Question

use integration by parts to evaluate the integral: $int sin(ln(8x))dx$

Explanation:

Step1: Let $u = \sin(\ln(8x))$ and $dv=dx$

$du=\frac{\cos(\ln(8x))}{x}dx$, $v = x$

Step2: Apply integration - by - parts formula $\int u\;dv=uv-\int v\;du$

$\int\sin(\ln(8x))dx=x\sin(\ln(8x))-\int x\cdot\frac{\cos(\ln(8x))}{x}dx=x\sin(\ln(8x))-\int\cos(\ln(8x))dx$

Step3: For $\int\cos(\ln(8x))dx$, use integration by parts again.
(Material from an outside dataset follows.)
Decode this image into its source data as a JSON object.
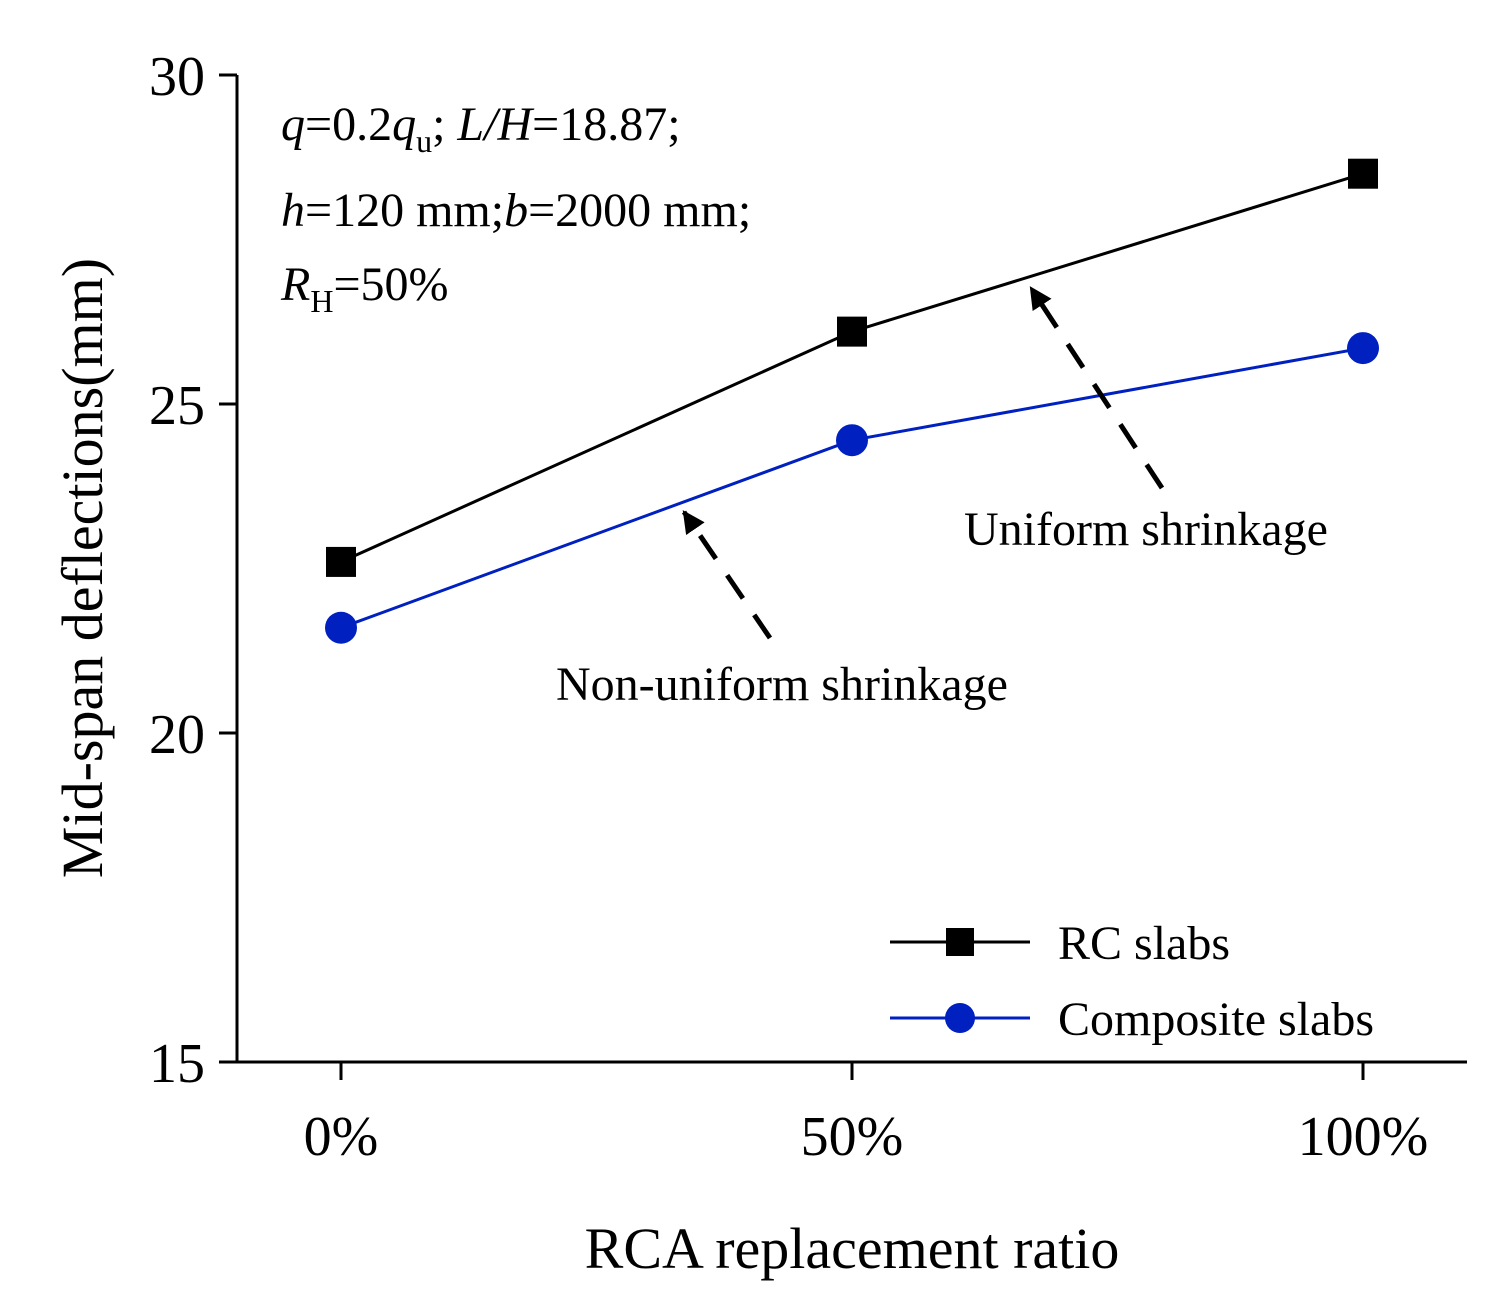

Let $u = \cos(\ln(8x))$ and $dv = dx$

$du=-\frac{\sin(\ln(8x))}{x}dx$, $v = x$

Step4: Apply integration - by - parts formula for $\int\cos(\ln(8x))dx$

$\int\cos(\ln(8x))dx=x\cos(\ln(8x))+\int x\cdot\frac{\sin(\ln(8x))}{x}dx=x\cos(\ln(8x))+\int\sin(\ln(8x))dx$

Step5: Substitute $\int\cos(\ln(8x))dx$ into the result of Step 2

$\int\sin(\ln(8x))dx=x\sin(\ln(8x))-(x\cos(\ln(8x))+\int\sin(\ln(8x))dx)$

Step6: Solve for $\int\sin(\ln(8x))dx$

$\int\sin(\ln(8x))dx+\int\sin(\ln(8x))dx=x\sin(\ln(8x)) - x\cos(\ln(8x))$
$2\int\sin(\ln(8x))dx=x\sin(\ln(8x)) - x\cos(\ln(8x))$
$\int\sin(\ln(8x))dx=\frac{x}{2}(\sin(\ln(8x))-\cos(\ln(8x)))+C$

Answer:

$\frac{x}{2}(\sin(\ln(8x))-\cos(\ln(8x)))+C$